Moving a family through a narrow alley is a delicate, high-stakes choreography. Luggage wheels click-clack against the pavement—a rhythmic, metallic countdown that echoes off the weathered walls. Under a kind October sky, the air is a soft, breathable twenty-five degrees, neither demanding a jacket nor forcing a sweat. The children are high-frequency vibrations, their small shadows dancing with erratic energy until we hit the blue carved wooden door of H1967. It is a sudden, saturated punctuation mark at the end of the lane, a threshold that swallows the city's roar and replaces it with a portable, velvet silence.
A Living Puzzle of Yesterday
Inside, the house is a living puzzle. The youngest traces the terrazzo floors with bare toes, finding the cool, speckled stone a far more intriguing map than any GPS. "Why are we washing our hands on a sewing machine?" he asks, his voice echoing in the hallway as he stares at the repurposed sinks. They drift through the rooms like small ghosts, discovering an old abacus and a 1972 newspaper that feels as fragile as a dried leaf. In the Parents' Room, the scent of cypress wood turns the space into a forest sanctuary. We watch dust motes dance in the autumn light, each one a tiny, floating memory of fifty-five years of quiet afternoons.
The Architecture of Stillness
Once the children succumb to the exhaustion of their own curiosity, the house shifts from a playground back into a sanctuary. My wife and I sit in the courtyard, the air carrying the resinous, sharp scent of the cedar roof and the cooling dampness of the earth.

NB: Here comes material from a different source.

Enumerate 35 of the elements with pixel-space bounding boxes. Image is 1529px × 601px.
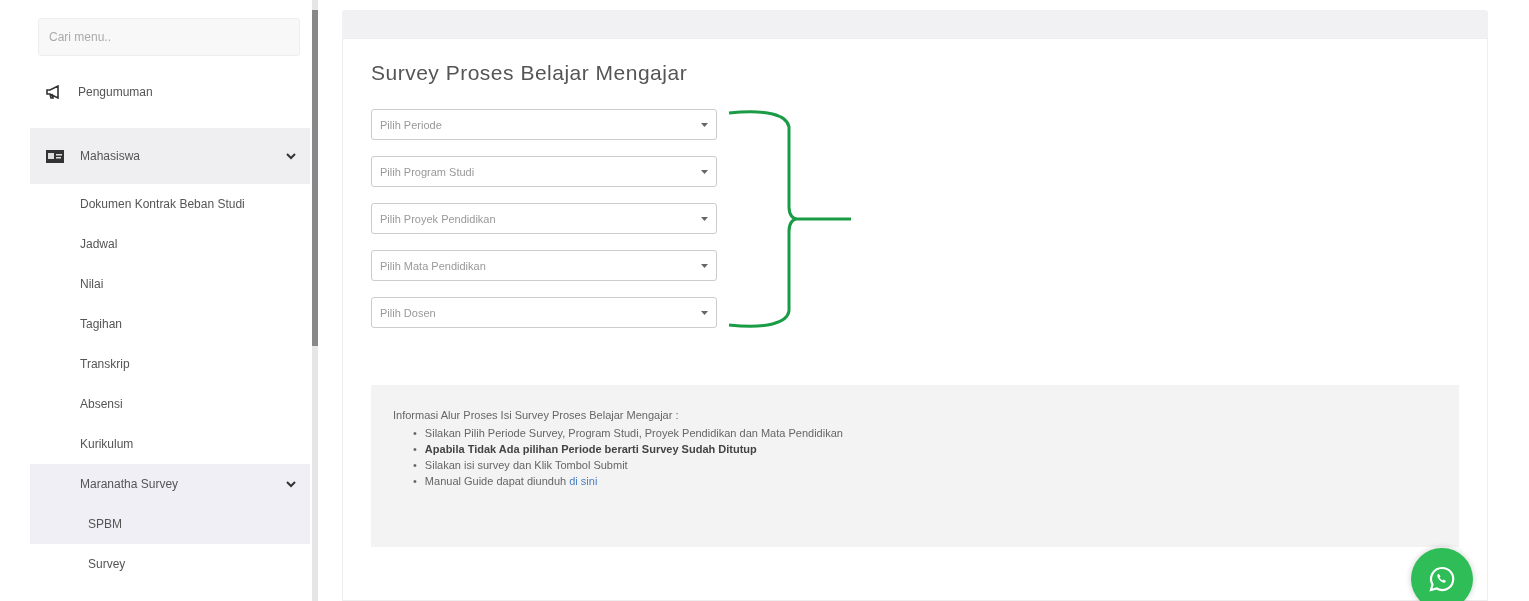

We don't speak for a long time; the silence settles between us like a heavy, warm blanket. I watch the dim light catch the deep grain of the cypress stairs, thinking that the most honest spaces are those that let the years seep in. At 3 a.m., the wooden floorboards give a welcoming, rhythmic creak underfoot, reminding us that we are being held by a structure that has seen generations of sleepers.
The Sweetness of Leaving
Leaving is a slow, reluctant negotiation. We walk toward the station, the earthy, sweet scent of Dayuan Taro lingering on our fingers in the crisp morning light. The children don't want to leave the blue door behind, and I feel a similar, quiet pull. We take away more than photos; we carry a memory of a pace that allowed us to actually see each other. As we look back, the house settles back into the alley, a quiet witness to our brief, chaotic joy, leaving us with a warmth that feels less like a vacation and more like a remembering.
- Walk the short distance to Dayuan Taro for a traditional taste of Changhua before you depart.
- Spend a few minutes in the courtyard garden at dusk to experience the house's natural cooling.